O diagnóstico é baseado em sintomas, padrão das fezes, frequência evacuatória e ausência de sinais relevantes verificados no exame físico e, se preciso, por meio de análises de sangue, exame de fezes ou na visualização direta do intestino por colonoscopia – inclusive para exclusão de doenças orgânicas do intestino. “O tratamento visa administrar os sintomas através de mudanças na dieta, identificando alimentos que ativem os episódios, e no estilo de vida, além do uso de medicamentos em fases mais intensas e que provoquem muito desconforto. Pode ser necessário incorporar suplementos de fibras e formulações específicas para lidar com sintomas como diarreia e gases, assim como antidepressivos como forma de gerenciar a ansiedade e a depressão como gatilhos da doença funcional”, destaca o médico Jorge Mugayar Filho. O indivíduo pode passar longos períodos sem manifestações clínicas, mas o problema tende a retornar, seja em decorrência de excessos alimentares ou de fatores emocionais.
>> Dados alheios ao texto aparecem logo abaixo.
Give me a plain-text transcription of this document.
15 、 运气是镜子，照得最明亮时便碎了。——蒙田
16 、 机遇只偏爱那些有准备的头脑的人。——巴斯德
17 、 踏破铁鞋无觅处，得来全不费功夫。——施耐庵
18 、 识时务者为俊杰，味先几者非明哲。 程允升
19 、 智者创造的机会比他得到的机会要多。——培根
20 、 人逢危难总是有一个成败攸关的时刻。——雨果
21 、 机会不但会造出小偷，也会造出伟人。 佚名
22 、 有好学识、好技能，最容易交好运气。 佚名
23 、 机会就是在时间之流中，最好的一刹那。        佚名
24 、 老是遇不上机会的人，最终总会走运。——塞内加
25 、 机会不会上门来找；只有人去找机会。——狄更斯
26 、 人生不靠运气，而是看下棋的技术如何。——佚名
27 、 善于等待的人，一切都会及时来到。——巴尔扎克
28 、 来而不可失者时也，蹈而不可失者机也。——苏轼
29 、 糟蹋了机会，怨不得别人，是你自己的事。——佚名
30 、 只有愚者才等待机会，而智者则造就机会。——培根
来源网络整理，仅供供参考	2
Outras doenças funcionais intestinais são a constipação (mais comum em mulheres jovens e idosos) e a diarreia. A constipação é caracterizada por evacuações dificultosas ou incompletas, geralmente acompanhadas de sensação de desconforto e distensão abdominal. Na maioria dos casos é idiopática, causada por alimentação pobre em fibras, sedentarismo e baixa ingesta hídrica. “Entretanto, os sintomas podem ser secundários a distúrbios intestinais orgânicos, como lesões estruturais do intestino grosso e da região anorretal, uso de medicamentos, doenças metabólicas ou distúrbios neurológicos”, adverte a gastroenterologista Maria do Carmo Friche Passos. Já a diarreia funcional é definida pelo aumento do volume e número de evacuações e diminuição da consistência das fezes, persistentes por mais de três semanas. Como não existe lesão orgânica no intestino, a causa pode estar associada ao consumo de certos alimentos e medicamentos.
Outras manifestações
Além das disfunções mais comuns, a literatura científica descreve várias outras manifestações, como disfagia funcional (dificuldade de deglutição), dor torácica de origem esofagiana, pirose funcional (queimação ou desconforto retroesternal), síndrome da dor abdominal funcional, náuseas e vômitos crônicos, distúrbios da vesícula biliar e do esfíncter de Oddi, incontinência fecal funcional, dor anorretal e distúrbios funcionais de defecação, que também precisam ser investigadas por um especialista para chegar ao diagnóstico correto. O gastroenterologista Jorge Mugayar Filho comenta que alguns distúrbios funcionais são específicos da fase pediátrica. “Entre os neonatos e crianças até quatro anos de idade observa-se regurgitação do lactente, síndromes da ruminação infantil e dos vômitos cíclicos, cólica do lactente, diarreia, disquesia do lactente (evacuação desordenada) e constipação. Já nas crianças maiores e adolescentes podem ocorrer vômitos e aerofagia, que é a excessiva e inadequada deglutição de ar; e distúrbios funcionais relacionados à dor, constipação e incontinência fecal”, orienta.